What sets Elastic apart, according to Exner, is the balance between simplicity and power. “The problem with most technologies that focus on simplicity is that simplicity is as far as it goes,” he said. “That’s great as long as that’s all you need, but often people hit a wall where the product can’t do something, and then they’re stuck.”
With Elastic’s layered approach, Exner explains, “A customer gets that sugar rush of getting to a successful implementation very quickly. But then, if they need to customise and do something, they can always drop down and do it.”
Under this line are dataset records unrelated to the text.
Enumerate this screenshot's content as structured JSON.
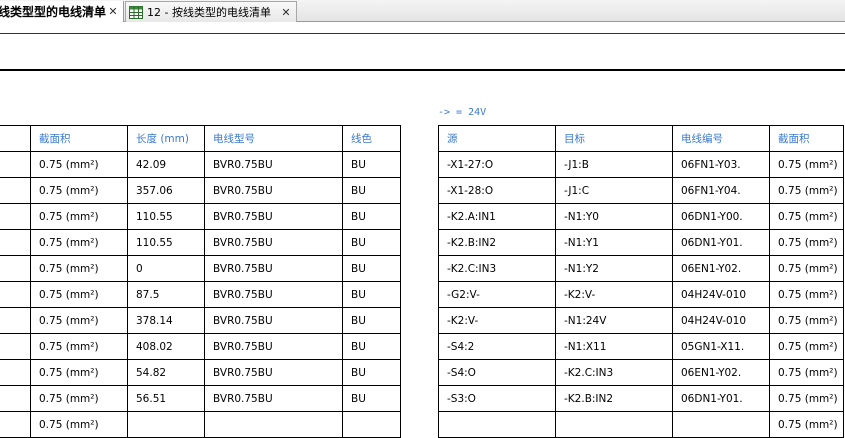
{
  "tabs": [
    {
      "label": "线类型型的电线清单",
      "active": true,
      "close": "✕"
    },
    {
      "label": "12 - 按线类型的电线清单",
      "active": false,
      "close": "✕"
    }
  ],
  "filter_label": "-> = 24V",
  "left_table": {
    "headers": [
      "",
      "截面积",
      "长度 (mm)",
      "电线型号",
      "线色"
    ],
    "rows": [
      [
        "",
        "0.75 (mm²)",
        "42.09",
        "BVR0.75BU",
        "BU"
      ],
      [
        "",
        "0.75 (mm²)",
        "357.06",
        "BVR0.75BU",
        "BU"
      ],
      [
        "",
        "0.75 (mm²)",
        "110.55",
        "BVR0.75BU",
        "BU"
      ],
      [
        "",
        "0.75 (mm²)",
        "110.55",
        "BVR0.75BU",
        "BU"
      ],
      [
        "",
        "0.75 (mm²)",
        "0",
        "BVR0.75BU",
        "BU"
      ],
      [
        "",
        "0.75 (mm²)",
        "87.5",
        "BVR0.75BU",
        "BU"
      ],
      [
        "",
        "0.75 (mm²)",
        "378.14",
        "BVR0.75BU",
        "BU"
      ],
      [
        "",
        "0.75 (mm²)",
        "408.02",
        "BVR0.75BU",
        "BU"
      ],
      [
        "",
        "0.75 (mm²)",
        "54.82",
        "BVR0.75BU",
        "BU"
      ],
      [
        "",
        "0.75 (mm²)",
        "56.51",
        "BVR0.75BU",
        "BU"
      ],
      [
        "",
        "0.75 (mm²)",
        "",
        "",
        ""
      ]
    ]
  },
  "right_table": {
    "headers": [
      "源",
      "目标",
      "电线编号",
      "截面积"
    ],
    "rows": [
      [
        "-X1-27:O",
        "-J1:B",
        "06FN1-Y03.",
        "0.75 (mm²)"
      ],
      [
        "-X1-28:O",
        "-J1:C",
        "06FN1-Y04.",
        "0.75 (mm²)"
      ],
      [
        "-K2.A:IN1",
        "-N1:Y0",
        "06DN1-Y00.",
        "0.75 (mm²)"
      ],
      [
        "-K2.B:IN2",
        "-N1:Y1",
        "06DN1-Y01.",
        "0.75 (mm²)"
      ],
      [
        "-K2.C:IN3",
        "-N1:Y2",
        "06EN1-Y02.",
        "0.75 (mm²)"
      ],
      [
        "-G2:V-",
        "-K2:V-",
        "04H24V-010",
        "0.75 (mm²)"
      ],
      [
        "-K2:V-",
        "-N1:24V",
        "04H24V-010",
        "0.75 (mm²)"
      ],
      [
        "-S4:2",
        "-N1:X11",
        "05GN1-X11.",
        "0.75 (mm²)"
      ],
      [
        "-S4:O",
        "-K2.C:IN3",
        "06EN1-Y02.",
        "0.75 (mm²)"
      ],
      [
        "-S3:O",
        "-K2.B:IN2",
        "06DN1-Y01.",
        "0.75 (mm²)"
      ],
      [
        "",
        "",
        "",
        "0.75 (mm²)"
      ]
    ]
  }
}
In observability, Elastic is focusing on open telemetry, even contributing proprietary technology it acquired to the open-source project. “We want to commoditise collection,” Exner explained. “If we can do that as an industry, it gives people better data portability. What matters then is your experience with the data store, the analytics, and AI. These are areas where we know we win.”
For security, Elastic continues to leverage AI to transform the experience. “We began with logs for security,” Exner said. “Now we leverage a ton of AI to optimise the experience there, and we will continue being leaders in using AI to transform the security space.”
As enterprises increasingly embrace AI-driven solutions, Elastic sees the distinction between open and closed platforms as more critical than ever. Open source isn’t merely a distribution model for Elastic, but rather it’s a philosophy to democratise innovation while also addressing the more pragmatic and growing concerns many businesses have of vendor lock-in.